Note that the package themis contains extra steps for the recipes package for dealing with imbalanced data. A classification data set with skewed class proportions is called imbalanced. Classes that make up a large proportion of the data set are called majority classes. Those that make up a smaller proportion are minority classes (see Google Developers for more details). Themis provides various methods for over-sampling (e.g. SMOTE) and under-sampling. However, we don’t have to use this methods since our data is not imbalanced.

housing_rec <-
  recipe(price_category ~ .,
         data = train_data) %>%
  update_role(longitude, latitude, 
              new_role = "ID") %>% 
  step_log(
    median_income,
    bedrooms_per_room, rooms_per_household, 
    population_per_household
    ) %>% 
  step_naomit(everything(), skip = TRUE) %>% 
  step_novel(all_nominal(), -all_outcomes()) %>%
  step_normalize(all_numeric(), -all_outcomes(), 
                 -longitude, -latitude) %>% 
  step_dummy(all_nominal(), -all_outcomes()) %>%
  step_zv(all_numeric(), -all_outcomes()) %>%
  step_corr(all_predictors(), threshold = 0.7, method = "spearman") 

To view the current set of variables and roles, use the summary() function:

summary(housing_rec)
#> # A tibble: 8 x 4
#>   variable            type    role      source  
#>   <chr>               <chr>   <chr>     <chr>   
#> 1 longitude           numeric ID        original
#> 2 latitude            numeric ID        original
#> 3 median_income       numeric predictor original
#> 4 ocean_proximity     nominal predictor original
#> 5 bedrooms_per_room   numeric predictor original
#> 6 rooms_per_household numeric predictor original
#> # … with 2 more rows

If we would like to check if all of our preprocessing steps from above actually worked, we can proceed as follows:

prepped_data <- 
  housing_rec %>% # use the recipe object
  prep() %>% # perform the recipe on training data
  juice() # extract only the preprocessed dataframe 

Take a look at the data structure:

glimpse(prepped_data)
#> Rows: 15,317
#> Columns: 10
#> $ longitude                  <dbl> -122, -122, -122, -122, -122, -122, -122, …
#> $ latitude                   <dbl> 38, 38, 38, 38, 38, 38, 38, 38, 38, 38, 38…
#> $ median_income              <dbl> 1.85, 1.56, 1.03, 0.32, 0.11, -0.22, -1.08…
#> $ rooms_per_household        <dbl> 0.6768, 1.7192, 0.4206, -0.3141, -0.1852, …
#> $ population_per_household   <dbl> -1.073, -0.042, -0.388, -1.022, -1.041, -1…
#> $ price_category             <fct> above, above, above, above, above, above, …
#> $ ocean_proximity_INLAND     <dbl> 0, 0, 0, 0, 0, 0, 0, 0, 0, 0, 0, 0, 0, 0, …
#> $ ocean_proximity_ISLAND     <dbl> 0, 0, 0, 0, 0, 0, 0, 0, 0, 0, 0, 0, 0, 0, …
#> $ ocean_proximity_NEAR.BAY   <dbl> 1, 1, 1, 1, 1, 1, 1, 1, 1, 1, 1, 1, 1, 1, …
#> $ ocean_proximity_NEAR.OCEAN <dbl> 0, 0, 0, 0, 0, 0, 0, 0, 0, 0, 0, 0, 0, 0, …

Visualize the numerical data:

prepped_data %>% 
  select(price_category, 
         median_income, 
         rooms_per_household, 
         population_per_household) %>% 
  ggscatmat(corMethod = "spearman",
            alpha=0.2)

You should notice that:

  • the variables longitude and latitude did not change.

  • median_income, rooms_per_household and population_per_household are now z-standardized and the distributions are a bit less right skewed (due to our log transformation)

  • ocean_proximity was replaced by dummy variables.

10.3 Validation set

Remember that we already partitioned our data set into a training set and test set.
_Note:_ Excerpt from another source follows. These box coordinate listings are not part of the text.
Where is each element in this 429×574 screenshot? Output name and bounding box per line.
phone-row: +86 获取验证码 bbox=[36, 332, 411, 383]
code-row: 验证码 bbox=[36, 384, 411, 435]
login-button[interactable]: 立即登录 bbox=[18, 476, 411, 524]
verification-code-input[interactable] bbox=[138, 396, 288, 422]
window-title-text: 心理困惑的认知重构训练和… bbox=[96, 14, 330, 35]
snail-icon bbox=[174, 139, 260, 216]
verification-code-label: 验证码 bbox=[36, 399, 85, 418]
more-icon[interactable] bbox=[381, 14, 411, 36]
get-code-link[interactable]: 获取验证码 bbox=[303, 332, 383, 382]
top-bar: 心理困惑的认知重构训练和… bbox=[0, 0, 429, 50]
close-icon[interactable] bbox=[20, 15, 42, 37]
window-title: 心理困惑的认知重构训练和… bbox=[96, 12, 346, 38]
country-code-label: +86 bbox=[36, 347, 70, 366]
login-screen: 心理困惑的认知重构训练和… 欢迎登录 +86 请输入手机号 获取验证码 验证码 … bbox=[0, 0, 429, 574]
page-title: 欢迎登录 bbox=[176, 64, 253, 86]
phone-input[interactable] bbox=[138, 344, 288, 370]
This lets us judge whether a given model will generalize well to new data. However, using only two partitions may be insufficient when doing many rounds of hyperparameter tuning (which we don’t perform in this tutorial but it is always recommended to use a validation set).

Therefore, it is usually a good idea to create a so called validation set. Watch this short video from Google’s Machine Learning crash course to learn more about the value of a validation set.

We use k-fold crossvalidation to build a set of 5 validation folds with the function vfold_cv. We also use stratified sampling:

set.seed(100)

cv_folds <-
 vfold_cv(train_data, 
          v = 5, 
          strata = price_category) 

We will come back to the validation set after we specified our models.